Applications of VAD in brief summary

Indications for a VAD

In order to qualify for a ventricular assist device, one must have serious problems:

  • Cardiogenic shock
  • Cardiac arrest
  • Fulminant myocarditis
  • Failure to wean off bypass

There are also situations in which you might anticipate a VAD might be needed, and would have one on standby:

  • High-risk PTCA
  • High-risk cardiac surgery with poor preoperative function

Contraindications for a VAD

  • Aortic regurgitation
  • Aortic aneurysm or dissection
  • Left heart thrombus
  • Uncontrolled bleeding
  • Uncontrolled sepsis

Basic physics of VAD

  • They are either an axial (Archimedes' screw) or a centrifugal pump; flow is non-pulsatile, which results in poor end-organ function
  • The action of pumping blood in this way provokes haemolysis
  • The insertion usually requires a sternotomy
  • It can be implanted for quite some time (in this cohort, a third of the patients had one for longer than a year)

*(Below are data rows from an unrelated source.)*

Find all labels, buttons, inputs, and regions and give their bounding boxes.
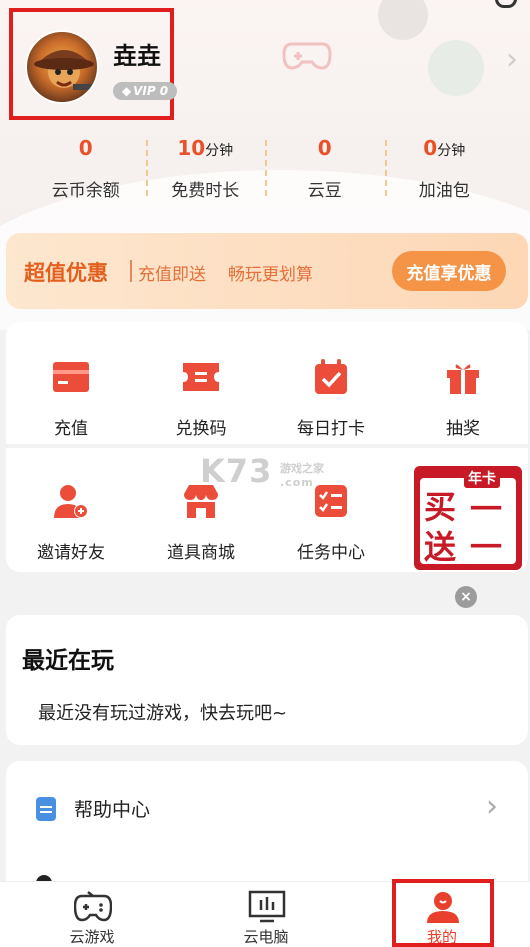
grid-item-invite-friends[interactable]: 邀请好友	[6, 482, 136, 563]
triangle-button-decoration	[378, 0, 428, 40]
stat-value: 0	[423, 136, 438, 160]
promo-divider	[130, 260, 132, 282]
stat-label: 云币余额	[51, 181, 120, 201]
chevron-right-icon[interactable]: ›	[506, 42, 518, 77]
grid-item-label: 每日打卡	[297, 419, 365, 439]
promo-text-1: 充值即送	[138, 265, 206, 285]
close-icon[interactable]: ×	[455, 586, 477, 608]
stat-unit: 分钟	[437, 143, 466, 159]
chevron-right-icon: ›	[486, 789, 498, 824]
buy-one-get-one-stamp[interactable]: 买 一 送 一 年卡	[414, 466, 522, 570]
stat-label: 云豆	[307, 181, 342, 201]
stamp-tag: 年卡	[464, 468, 500, 488]
grid-item-label: 充值	[54, 419, 88, 439]
recent-empty-message: 最近没有玩过游戏，快去玩吧~	[38, 703, 288, 724]
tab-label: 云电脑	[243, 928, 289, 946]
promo-title: 超值优惠	[24, 261, 108, 285]
stamp-char: 送	[424, 528, 457, 566]
account-stats: 0 云币余额 10分钟 免费时长 0 云豆 0分钟 加油包	[26, 134, 504, 206]
username: 垚垚	[113, 42, 161, 70]
watermark-logo: K73	[200, 452, 273, 490]
x-button-decoration	[428, 40, 484, 96]
watermark-domain: .com	[280, 476, 314, 489]
tab-label: 云游戏	[69, 928, 115, 946]
profile-card[interactable]: 垚垚 ◆ VIP 0	[9, 8, 177, 120]
tab-cloud-pc[interactable]: 云电脑	[206, 882, 326, 947]
active-tab-highlight	[392, 879, 494, 947]
message-icon[interactable]	[495, 0, 517, 8]
menu-item-help-center[interactable]: 帮助中心 ›	[6, 789, 528, 829]
grid-item-lottery[interactable]: 抽奖	[398, 358, 528, 439]
gamepad-icon	[74, 891, 112, 922]
stamp-inner: 买 一 送 一	[420, 478, 516, 566]
menu-item-label: 帮助中心	[74, 799, 151, 821]
card-icon	[53, 362, 89, 392]
stat-label: 加油包	[418, 181, 470, 201]
grid-item-label: 邀请好友	[37, 543, 105, 563]
stamp-char: 一	[470, 528, 503, 566]
watermark-sub: 游戏之家	[280, 462, 324, 475]
promo-text-2: 畅玩更划算	[228, 265, 313, 285]
stat-value: 0	[78, 136, 93, 160]
ticket-icon	[183, 363, 219, 391]
grid-item-label: 抽奖	[446, 419, 480, 439]
stat-cloud-beans[interactable]: 0 云豆	[265, 134, 385, 206]
vip-badge[interactable]: ◆ VIP 0	[113, 82, 177, 100]
recent-title: 最近在玩	[22, 648, 114, 674]
recent-games-card: 最近在玩 最近没有玩过游戏，快去玩吧~	[6, 615, 528, 745]
grid-item-redeem-code[interactable]: 兑换码	[136, 358, 266, 439]
stat-value: 0	[317, 136, 332, 160]
feature-grid-row-1: 充值 兑换码 每日打卡 抽奖	[6, 322, 528, 444]
grid-item-label: 任务中心	[297, 543, 365, 563]
site-watermark: K73 游戏之家 .com	[200, 452, 330, 500]
grid-item-recharge[interactable]: 充值	[6, 358, 136, 439]
recharge-offer-button[interactable]: 充值享优惠	[392, 251, 506, 291]
help-doc-icon	[36, 797, 56, 821]
grid-item-daily-checkin[interactable]: 每日打卡	[266, 358, 396, 439]
tab-cloud-games[interactable]: 云游戏	[32, 882, 152, 947]
diamond-icon: ◆	[121, 84, 132, 98]
monitor-icon	[248, 890, 286, 923]
gamepad-decoration	[282, 42, 332, 70]
add-user-icon	[54, 485, 88, 518]
gift-icon	[447, 364, 479, 394]
grid-item-label: 道具商城	[167, 543, 235, 563]
stat-free-time[interactable]: 10分钟 免费时长	[145, 134, 266, 206]
avatar[interactable]	[25, 30, 99, 104]
stat-value: 10	[177, 136, 206, 160]
stat-label: 免费时长	[171, 181, 240, 201]
stat-boost-pack[interactable]: 0分钟 加油包	[384, 134, 505, 206]
promo-banner[interactable]: 超值优惠 充值即送 畅玩更划算 充值享优惠	[6, 233, 528, 309]
calendar-check-icon	[315, 359, 347, 394]
stat-unit: 分钟	[205, 143, 234, 159]
grid-item-label: 兑换码	[175, 419, 227, 439]
stat-coin-balance[interactable]: 0 云币余额	[26, 134, 146, 206]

Anticoagulation during VAD

  • Heparin is the poison of choice
  • APTT is used to monitor the level of anticoagulation; an APTT of 150-200 is aimed for.

Major complications of VAD

  • Infection is the major cause of morbidity; something like 50% of the implated devices get infected.
  • The LV gets (understandably) irritated by the presence of an LVAD, and in 25% of patients ventricular arrhythmias develop
  • Thrombi form on the walls of the device in spite of anticoagulation, and 10-16% of people have thrombotic complications.
  • Some degree of haemolysis and thrombocytopenia occur in everybody

References

UpToDate has a nice chapter on VADs.

EMCrit brandishes the expertise of somebody who works with these things, and I take that seriously.

Additionally, there is an insanely colourful brochure which has device-specific recommendations.

Grimm, Joshua C., et al. "Duration of left ventricular assist device support does not impact survival after US heart transplantation." The Annals of Thoracic Surgery 102.4 (2016): 1206-1212.